I just noticed that we have the same toy lol


----------



## abaldwin40 (Aug 25, 2013)

thats awesome  lol cant wait to get to play with them. i have the cage top off and tommy is hanging out up there but gabi is just hangin out on her lil perch preening herself


----------



## abaldwin40 (Aug 25, 2013)

so.... more progress maybe?  i took gabi out by her perch and separated them from the cage for a little bit. and she willingly stepped onto my hand for millet  she followed tommy up my arm to my shoulder and lets me nuzzle her with my cheek and chin. she still nips a little bit is that ok?

hmm.... im so curious >.>


----------



## Haimovfids (Sep 19, 2012)

That's great progress
Cockatiel nap a few times a day so that's normal
Good luck with taming! Are there wings clipped?


----------



## abaldwin40 (Aug 25, 2013)

she is molting so she doesnt fly much. but tommy will fly to the cage if its a few feet away. he flies from the coffee table to the couch too


----------



## Haimovfids (Sep 19, 2012)

You can teach them to fly to you!ill write the steps just in case you want to know

Let your bird get used to stepping up on you, once the learn how to do it without hesitation you can go to the next step!
Put your finger with millet behind it, it should be to the length that your bird has to stretch is body to step on
Continue this step until you feel like you both can move on
Now, put your finger to the length that your bird has to hop to get to your finger, once he did you may give him a treat and put him back to the perch!
Gradually go further and further when he gets used to flying!
The final step is getting him to fly without the millet
Make him fly to you! With every 5-7 fly attempts move the millet a little further from the finger! You should keep moving your millet further and sooner or later your bird will be trained to fly to you


----------



## abaldwin40 (Aug 25, 2013)

thats awesome! tommy still gets skiddish about my fingers near his neck. and like rihgt now gabbi is on my keyboard with her mouth open looking at my moving fingers lol. when you say move the millet to where he has to stretch you mean put the millet between my self and my finger?


----------



## Vickitiel (Oct 10, 2012)

Cuteness! Love that photo.


----------



## abaldwin40 (Aug 25, 2013)

thank you


----------



## Haimovfids (Sep 19, 2012)

> when you say move the millet to where he has to stretch you mean put the millet between my self and my finger?
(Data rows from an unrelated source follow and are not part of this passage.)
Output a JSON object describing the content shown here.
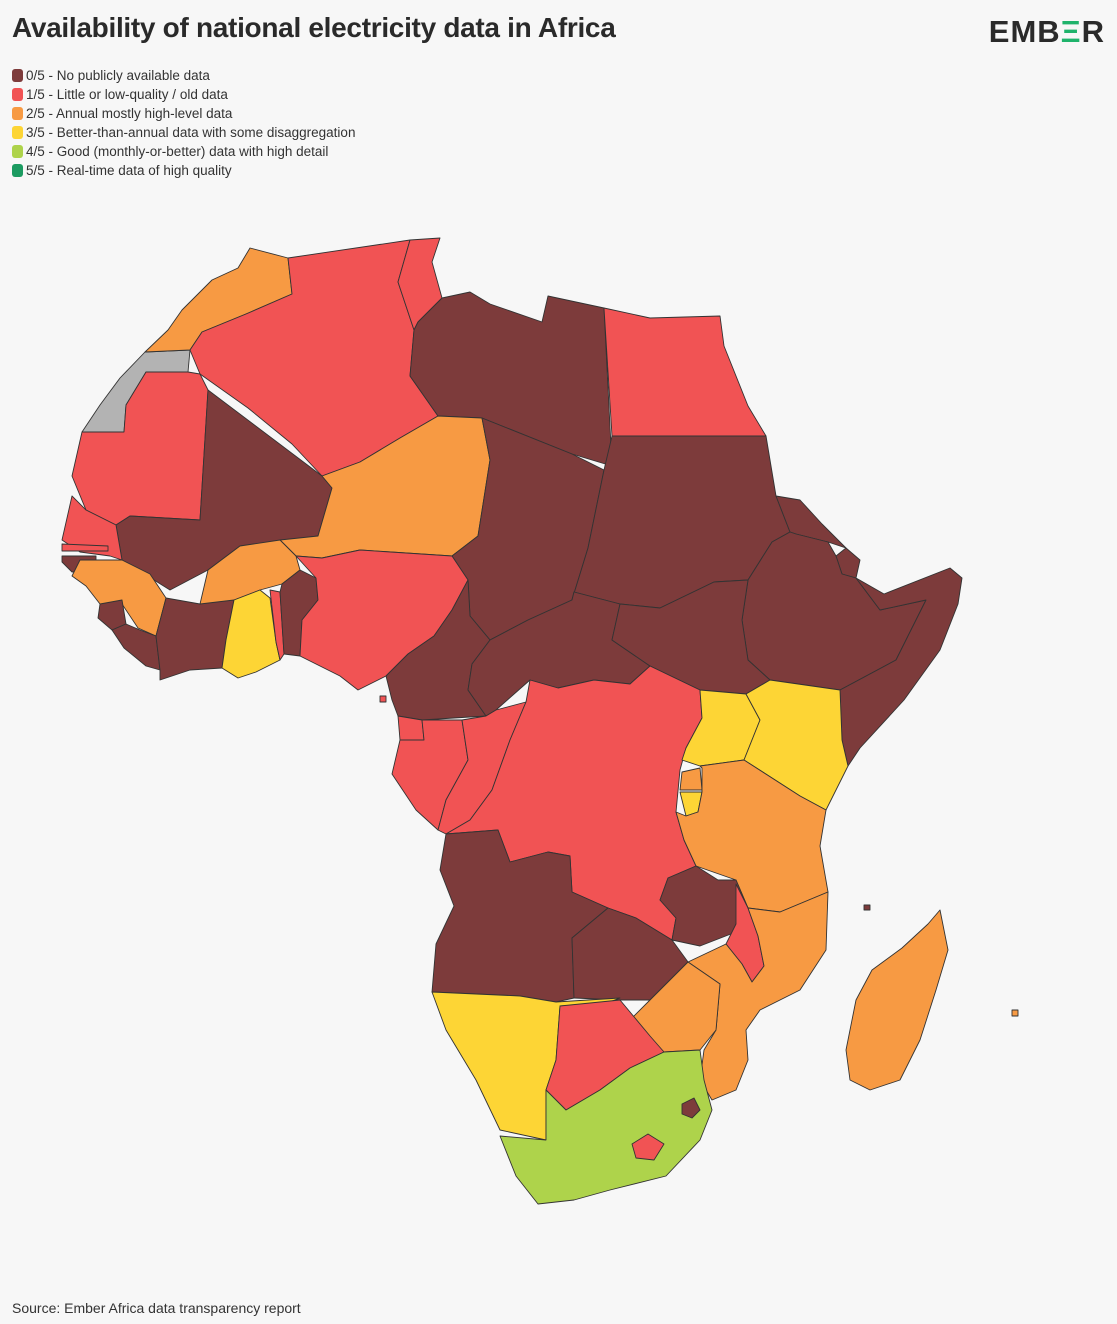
{
  "header": {
    "title": "Availability of national electricity data in Africa",
    "logo": {
      "pre": "EMB",
      "accent": "Ξ",
      "post": "R"
    }
  },
  "legend": [
    {
      "label": "0/5 - No publicly available data",
      "color": "#7d3b3b"
    },
    {
      "label": "1/5 - Little or low-quality / old data",
      "color": "#f15354"
    },
    {
      "label": "2/5 - Annual mostly high-level data",
      "color": "#f79a43"
    },
    {
      "label": "3/5 - Better-than-annual data with some disaggregation",
      "color": "#fdd535"
    },
    {
      "label": "4/5 - Good (monthly-or-better) data with high detail",
      "color": "#aed34b"
    },
    {
      "label": "5/5 - Real-time data of high quality",
      "color": "#1c9b61"
    }
  ],
  "no_data_color": "#b3b3b3",
  "map_data": {
    "Western Sahara": null,
    "Morocco": 2,
    "Algeria": 1,
    "Tunisia": 1,
    "Libya": 0,
    "Egypt": 1,
    "Mauritania": 1,
    "Mali": 0,
    "Niger": 2,
    "Chad": 0,
    "Sudan": 0,
    "Eritrea": 0,
    "Djibouti": 0,
    "Ethiopia": 0,
    "Somalia": 0,
    "Senegal": 1,
    "Gambia": 1,
    "Guinea-Bissau": 0,
    "Guinea": 2,
    "Sierra Leone": 0,
    "Liberia": 0,
    "Cote d'Ivoire": 0,
    "Burkina Faso": 2,
    "Ghana": 3,
    "Togo": 1,
    "Benin": 0,
    "Nigeria": 1,
    "Cameroon": 0,
    "Central African Republic": 0,
    "South Sudan": 0,
    "Equatorial Guinea": 1,
    "Gabon": 1,
    "Congo": 1,
    "DR Congo": 1,
    "Uganda": 3,
    "Kenya": 3,
    "Rwanda": 2,
    "Burundi": 3,
    "Tanzania": 2,
    "Angola": 0,
    "Zambia": 0,
    "Malawi": 1,
    "Mozambique": 2,
    "Zimbabwe": 2,
    "Namibia": 3,
    "Botswana": 1,
    "South Africa": 4,
    "Lesotho": 1,
    "Eswatini": 0,
    "Madagascar": 2
  },
  "footer": {
    "source": "Source: Ember Africa data transparency report"
  }
}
Yes! I should be that your bird has to step on your finger in order to get the Millet!

When I said stretch I meant that the bird has to like expand his body to try to reach the treat!!


----------



## abaldwin40 (Aug 25, 2013)

gotcha  thanks a bunch! i hope he takes to it well  gabi will be a while behind him though. but maybe she'll follow tommy's lead


----------



## abaldwin40 (Aug 25, 2013)

ouch...... i gave her a lil bath and she latched onto my finger and wouldnt let go  man this is kinda depressing. we were doing so good too.


----------



## tielfan (Aug 31, 2008)

What bathing technique did you use?


----------



## abaldwin40 (Aug 25, 2013)

well ive tried the misting with a spray bottle. but i also hear that some tiels like the shower so i tried that and she sat there. so i took her out with tommy and they were just finished ejoying the blow dryer then thats when she grabbed me :/


----------



## tielfan (Aug 31, 2008)

Do you know what made her bite you? For example did you make a move that startled her, or was she not really enjoying the blow dryer and decided to tell you to knock it off?

It sounds to me like maybe you're trying to do too much too fast, and she might be a little overwhelmed by having so many new experiences in such a short time. So take it slow and allow some rest time between exciting new experiences, and that might help keep her stress level down below the point where she feels like biting somebody.


----------



## Haimovfids (Sep 19, 2012)

I don't think you should blow dry your tiel.
They naturally dry themselves and its excellent for their feathers


----------



## abaldwin40 (Aug 25, 2013)

Okay. I hate being an impatient animal lover >.>


----------



## tielfan (Aug 31, 2008)

Opinions are divided on blow drying. Some birds enjoy it, and when the weather is cold it can be helpful to them dry off quickly. But too much dry heat isn't good for their skin, so when a blow dryer is used the temperature needs to be low and the dryer not too close to the birds. The most important thing is to make sure the blow dryer doesn't contain teflon because the fumes from that are dangerous.


----------



## abaldwin40 (Aug 25, 2013)

Okay ill keep that in mind


----------